L’UE passe aux actes pour dénoncer la répression à Hong Kong

La législation imposée par Pékin va avoir un impact sur les relations de l’UE avec la Chine, avait annoncé récemment le chef de la diplomatie européenne, Josep Borrell.
Photo: Francois Lenoir Agence France-Presse La législation imposée par Pékin va avoir un impact sur les relations de l’UE avec la Chine, avait annoncé récemment le chef de la diplomatie européenne, Josep Borrell.

L’Union européenne va limiter les exportations d’équipements utilisables pour la surveillance et la répression à Hong Kong pour dénoncer l’application de la loi sur la sécurité imposée par Pékin, a-t-on appris mardi de sources diplomatiques à Bruxelles.

La mesure et un certain nombre de dispositions pour soutenir la population de Hong Kong ont été formellement adoptées mardi soir par les États membres, a-t-on précisé de même source.

Elles avaient été discutées par les ministres des Affaires étrangères de l’UE lors d’une réunion à Bruxelles le 13 juillet.

L’application le 30 juin de la loi sur la sécurité imposée par Pékin à Hong Kong suscite de « sérieuses préoccupations », ont averti les 27 dans les conclusions adoptées mardi.

« L’UE est particulièrement préoccupée par la forte érosion des droits et libertés qui étaient censés être protégés au moins jusqu’en 2047 », précise le texte.

Les Européens sont également préoccupés par « les dispositions extraterritoriales » de la loi sécuritaire.

Cette législation va avoir « un impact » sur les relations de l’UE avec la Chine, avait annoncé le chef de la diplomatie européenne, Josep Borrell.

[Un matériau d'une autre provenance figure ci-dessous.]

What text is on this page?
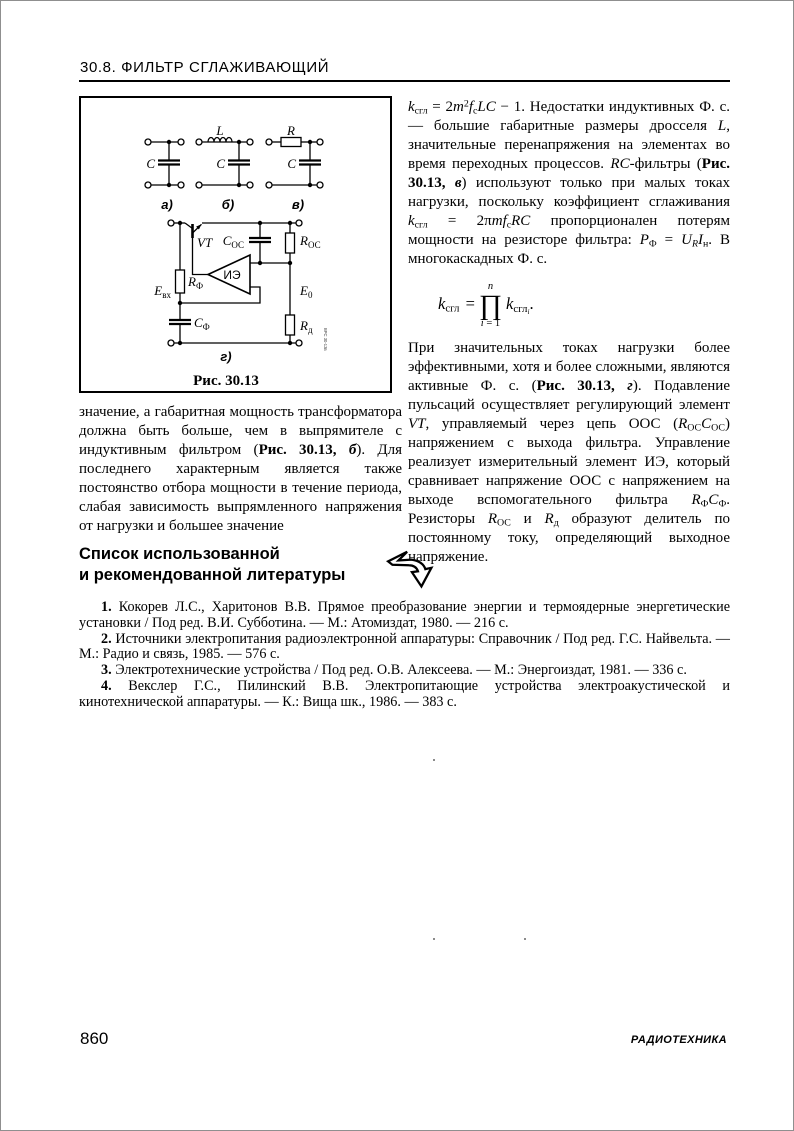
30.8. ФИЛЬТР СГЛАЖИВАЮЩИЙ
C
L
C
R
C
а)	б)	в)
VT
ИЭ
$C_{ОС}$	$R_{ОС}$
$R_Ф$
$E_{вх}$	$E_0$
$C_Ф$	$R_д$
г)
Рис. 30.13
ВРС 30-13в

значение, а габаритная мощность трансформатора должна быть больше, чем в выпрямителе с индуктивным фильтром (Рис. 30.13, б). Для последнего характерным является также постоянство отбора мощности в течение периода, слабая зависимость выпрямленного напряжения от нагрузки и большее значение

$k_{сгл} = 2m^2f_сLC - 1$. Недостатки индуктивных Ф. с. — большие габаритные размеры дросселя L, значительные перенапряжения на элементах во время переходных процессов. RC-фильтры (Рис. 30.13, в) используют только при малых токах нагрузки, поскольку коэффициент сглаживания $k_{сгл} = 2\pi mf_сRC$ пропорционален потерям мощности на резисторе фильтра: $P_Ф = U_RI_н$. В многокаскадных Ф. с.

$k_{сгл}$ =
n
∏
i = 1
$k_{сгл_i}$.

При значительных токах нагрузки более эффективными, хотя и более сложными, являются активные Ф. с. (Рис. 30.13, г). Подавление пульсаций осуществляет регулирующий элемент VT, управляемый через цепь ООС $(R_{ОС}C_{ОС})$ напряжением с выхода фильтра. Управление реализует измерительный элемент ИЭ, который сравнивает напряжение ООС с напряжением на выходе вспомогательного фильтра $R_ФC_Ф$. Резисторы $R_{ОС}$ и $R_д$ образуют делитель по постоянному току, определяющий выходное напряжение.

Список использованной
и рекомендованной литературы

1. Кокорев Л.С., Харитонов В.В. Прямое преобразование энергии и термоядерные энергетические установки / Под ред. В.И. Субботина. — М.: Атомиздат, 1980. — 216 с.

2. Источники электропитания радиоэлектронной аппаратуры: Справочник / Под ред. Г.С. Найвельта. — М.: Радио и связь, 1985. — 576 с.

3. Электротехнические устройства / Под ред. О.В. Алексеева. — М.: Энергоиздат, 1981. — 336 с.

4. Векслер Г.С., Пилинский В.В. Электропитающие устройства электроакустической и кинотехнической аппаратуры. — К.: Вища шк., 1986. — 383 с.

860	РАДИОТЕХНИКА
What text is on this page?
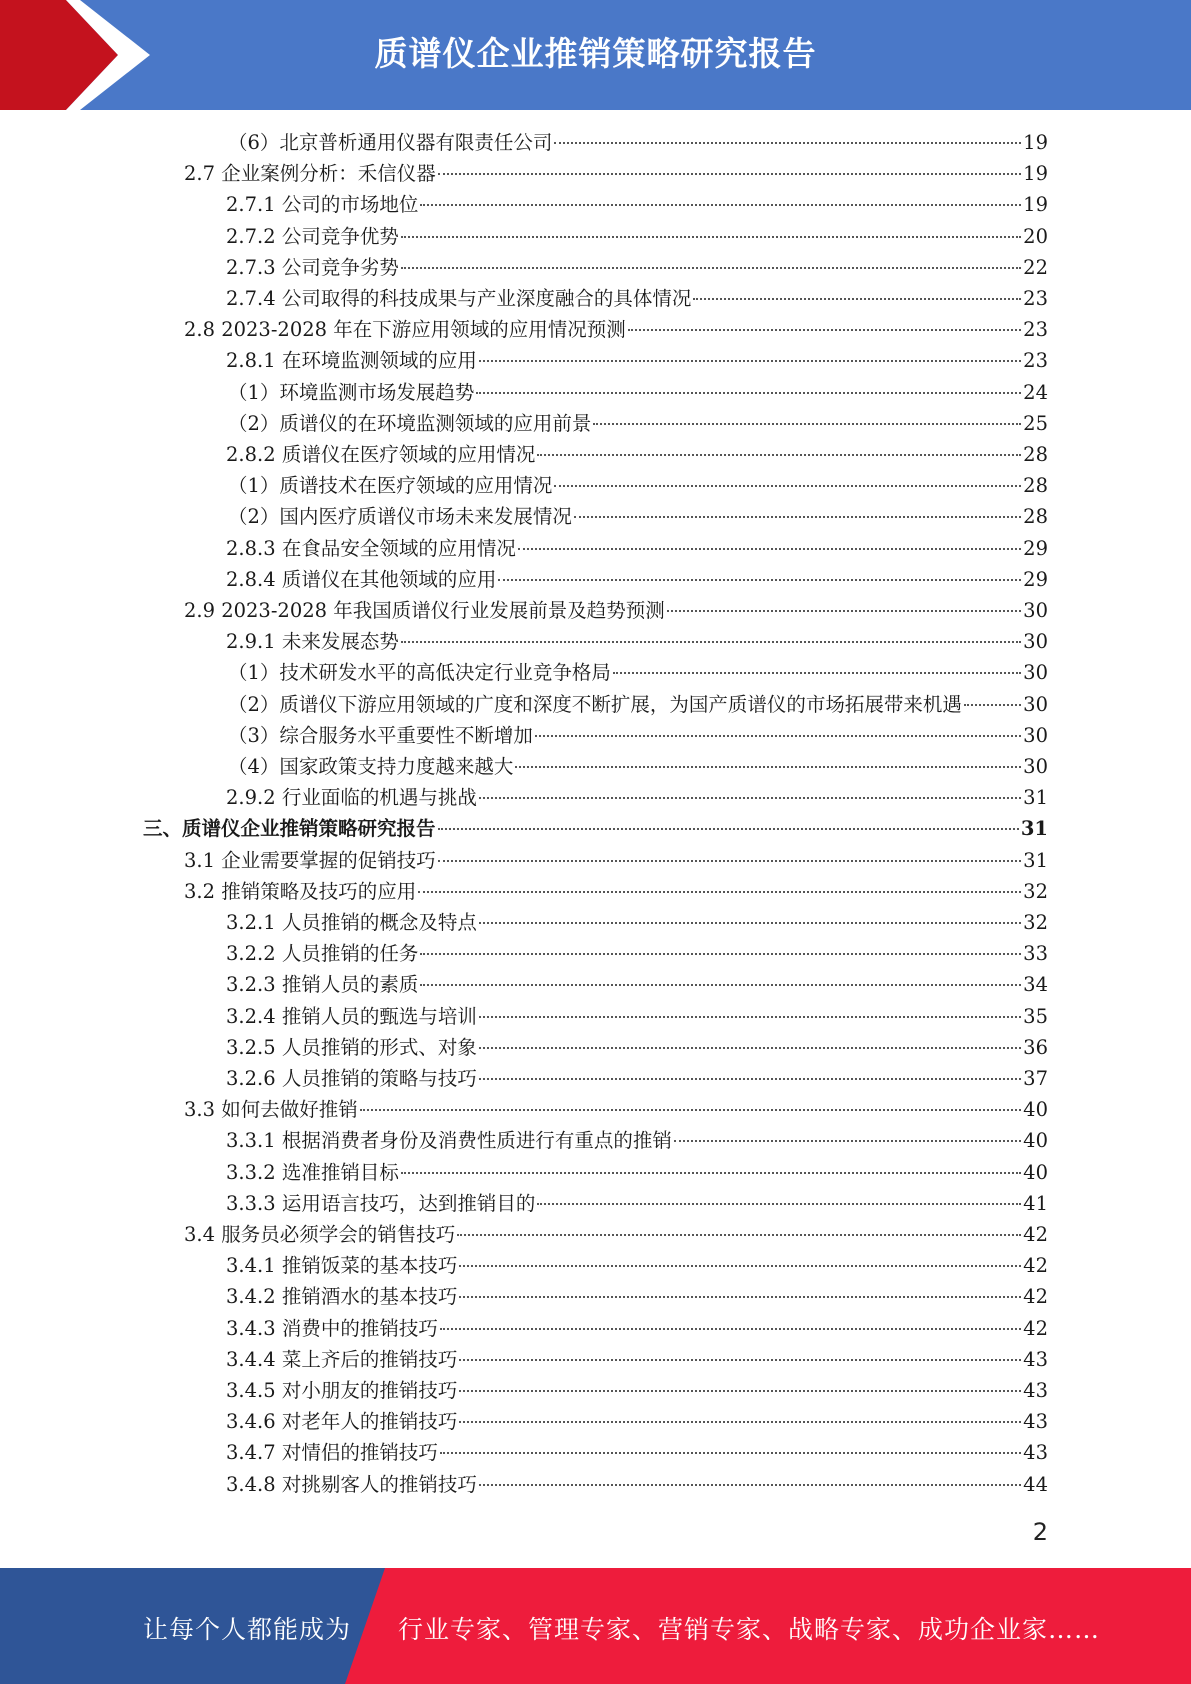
质谱仪企业推销策略研究报告
（6）北京普析通用仪器有限责任公司	19
2.7 企业案例分析：禾信仪器	19
2.7.1 公司的市场地位	19
2.7.2 公司竞争优势	20
2.7.3 公司竞争劣势	22
2.7.4 公司取得的科技成果与产业深度融合的具体情况	23
2.8 2023-2028 年在下游应用领域的应用情况预测	23
2.8.1 在环境监测领域的应用	23
（1）环境监测市场发展趋势	24
（2）质谱仪的在环境监测领域的应用前景	25
2.8.2 质谱仪在医疗领域的应用情况	28
（1）质谱技术在医疗领域的应用情况	28
（2）国内医疗质谱仪市场未来发展情况	28
2.8.3 在食品安全领域的应用情况	29
2.8.4 质谱仪在其他领域的应用	29
2.9 2023-2028 年我国质谱仪行业发展前景及趋势预测	30
2.9.1 未来发展态势	30
（1）技术研发水平的高低决定行业竞争格局	30
（2）质谱仪下游应用领域的广度和深度不断扩展，为国产质谱仪的市场拓展带来机遇	30
（3）综合服务水平重要性不断增加	30
（4）国家政策支持力度越来越大	30
2.9.2 行业面临的机遇与挑战	31
三、质谱仪企业推销策略研究报告	31
3.1 企业需要掌握的促销技巧	31
3.2 推销策略及技巧的应用	32
3.2.1 人员推销的概念及特点	32
3.2.2 人员推销的任务	33
3.2.3 推销人员的素质	34
3.2.4 推销人员的甄选与培训	35
3.2.5 人员推销的形式、对象	36
3.2.6 人员推销的策略与技巧	37
3.3 如何去做好推销	40
3.3.1 根据消费者身份及消费性质进行有重点的推销	40
3.3.2 选准推销目标	40
3.3.3 运用语言技巧，达到推销目的	41
3.4 服务员必须学会的销售技巧	42
3.4.1 推销饭菜的基本技巧	42
3.4.2 推销酒水的基本技巧	42
3.4.3 消费中的推销技巧	42
3.4.4 菜上齐后的推销技巧	43
3.4.5 对小朋友的推销技巧	43
3.4.6 对老年人的推销技巧	43
3.4.7 对情侣的推销技巧	43
3.4.8 对挑剔客人的推销技巧	44
2
让每个人都能成为 行业专家、管理专家、营销专家、战略专家、成功企业家……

Les Européens ont coordonné leur action et le train de mesures a été élaboré par les ambassadeurs des États membres à Bruxelles et soumis pour approbation aux capitales, a-t-on expliqué de source diplomatique.

L’UE entend suivre la préparation des élections prévues le 6 septembre à Hong Kong et considère comme « essentiel » que le scrutin se déroule « dans un environnement qui reste favorable à l’exercice des droits et libertés démocratiques inscrites dans la Loi fondamentale ».

Un grave recul des libertés

« Nous considérons logique de traiter Hong Kong de la même manière que la Chine continentale », qui est déjà frappée par ce genre de mesures, avait insisté le chef de la diplomatie allemande, Heiko Maas, lors de la réunion avec ses homologues.

Un volet des mesures approuvées mardi par l’UE vise à soutenir la population de l’ancienne colonie britannique et à lui permettre de se rendre facilement en Europe grâce à l’octroi de visas, de bourses et d’échanges d’universitaires, a-t-on précisé.

La Chine a annoncé mardi la suspension d’accords d’extradition entre Hong Kong et trois pays occidentaux (Canada, Australie, Royaume-Uni) critiques envers les actions de Pékin à Hong Kong.

La loi sur la sécurité nationale imposée par le régime communiste de Pékin est en vigueur depuis le 30 juin. Elle sanctionne « la subversion, la sécession, le terrorisme et la collusion avec les forces étrangères » pour réprimer la contestation dans le territoire autonome.

Elle fait craindre à l’opposition démocrate locale un grave recul des libertés en vigueur dans ce territoire de 7,5 millions d’habitants, rendu à la Chine en 1997.

Pékin critique Washington

Par ailleurs, la Chine a critiqué mardi les États-Unis pour ce qu’elle considère comme une « provocation dangereuse » pouvant mener à une « confrontation » dans l’affaire de la fermeture des consulats, mais a souhaité que les deux pays « communiquent de façon rationnelle ».

Dans une conversation avec son homologue français, Jean-Yves Le Drian, le ministre chinois des Affaires étrangères, Wang Yi, a averti que les relations sino-américaines risquaient de « tomber dans les abîmes de la confrontation » et a appelé la communauté internationale à éviter « tout acte unilatéral ou hégémonique », selon une transcription fournie par le ministère chinois.

La Chine a pris possession lundi du consulat des États-Unis à Chengdu (Sud-Ouest), déserté par les diplomates américains, en réaction à la fermeture par Washington du consulat chinois à Houston (Texas) la semaine dernière, au terme d’un épisode diplomatique évocateur de la guerre froide.

Les deux pays devraient « chercher à communiquer de façon rationnelle » et ne « jamais laisser quelques éléments anti-chinois remettre en cause des décennies d’échanges et de coopération fructueux », a-t-il ajouté.